Updated on February 11, 2020

Comments

  • Denys S.
    Denys S. about 4 years

    I've ran across several questions and articles saying that dictionary implementation in java is done best using tries. But most of them didn't address important issues, as far as I saw it. So, next is a real world task:

    Let's assume that I need to implement a dictionary (let's say something like Lingvo, but simpler) using java. For my particular task it is needed to store word definitions and to perform fast dictionary lookup.

    Please, address next questions:

    • What data structure should I use then (Trie or HashTable)?
    • How should it(search, datastruct) be organised if I need the dictionary to be case insensitive?
    • What if I want it(search, dictionary) to be case sensitive?

    P.S.: Code examples are highly appreciated. :)

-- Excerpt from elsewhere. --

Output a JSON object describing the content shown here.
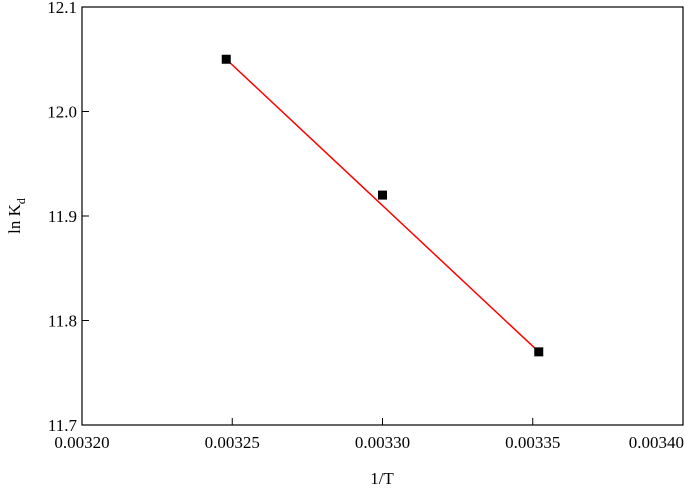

    Thanks for answers in advance.

    UPDATE:If we're talking about standard DS implementations in java, is it true that HashTable will be the best one for this particular task? Why not HashMap, TreeMap or LinkedHashMap?

  • Denys S.
    Denys S. over 13 years
    If we're talking about standard DS implementations in java, is it true that HashTable will be the best one for this particular task? Why not HashMap, TreeMap or LinkedHashMap?
  • KitsuneYMG
    KitsuneYMG over 13 years
    @den-javamaniac HashTable is a thread-safe HashMap (Much like Vector vs ArrayList) as such HashMap is better when you know multiple threads will not interact with it. Curiously, Collections.synchronizedMap( new HashMap() ) is faster than HashTable and seems to offer the same safety. A TreeMap requires that it's keys be Comparable and uses a Red-Black tree. LinkedHashMap uses a left/right/parent reference (IIRC) instead of an array. This is akin to the differences between ArrayList and LinkedList. Personally, in java, I rarely use the Linked... collections.
  • Gugussee
    Gugussee over 13 years
    Your answer is very misleading. Dictionaries are one of the typical application of tries. One of the huge advantage of a trie is that it may work, memory-wise, where an hashtable would chocke when there are a lot of data and where a lot of these data are sharing common prefixes. Which is exactly what a dictionary is.
  • Denys S.
    Denys S. over 13 years
    Ups, sorry, confused with all the DS (concerning HashTable vs HashMap). Well, if need a dictionary to store ordered words, than TreeMap appears to be the best, isn't it?
  • Denys S.
    Denys S. over 13 years
    If to say, that I will have about 200 000 words and Levenshtein distance is not covered, as well as auto suggestions/complitions. What would be your suggestion of how to organize the dictionary?
  • Konrad Rudolph
    Konrad Rudolph over 13 years
    @Gugussee: (EDITED!) Sorry, you are right. I thought I had made it clear that I was talking about general purpose dictionaries, and that tries only work for string searches. But looking again, that’s not clear at all. I will update my answer.
  • Gugussee
    Gugussee over 13 years
    @den-javamiac: if you really want something simple like contains(word)? type of queries, then a simple HashMap<String,String> will do. However I also misread the question: depending on how big your typical definitions are, storing 200 000 definitions may or may not be a problem. For example, if every "definition" is the size of a Wikipedia entry, you've got a problem. How many characters will every definition be, on average?
  • Denys S.
    Denys S. over 13 years
    Let's say that word definition is 50 chars. I still don't get why HashTable/HashMap is better in case when I need a fast dictionary lookup and case sensitivity/insensitivity. Can you, please, explain?
  • RnMss
    RnMss over 11 years
    I think a Trie IS a general-purpose dictionary (tree) data structure. The data structure (for substring search) you are talking about is probably an AC-automation. (Or somebody calls that a Trie-Graph, which has extra back trace edges besides the tree-edges of a Trie.)
  • Konrad Rudolph
    Konrad Rudolph over 11 years
    @RnMss What I meant is that tries have strings (or more generally, something with a lexicographical ordering) as keys, hence are not general-purpose – althought Wikipedia explicitly mentions a bitwise trie to store floating point numbers but this still can’t be generalised well to arbitrary types. And yes, the Aho-Corasick automaton is a specialised case that is optimised for substring searches.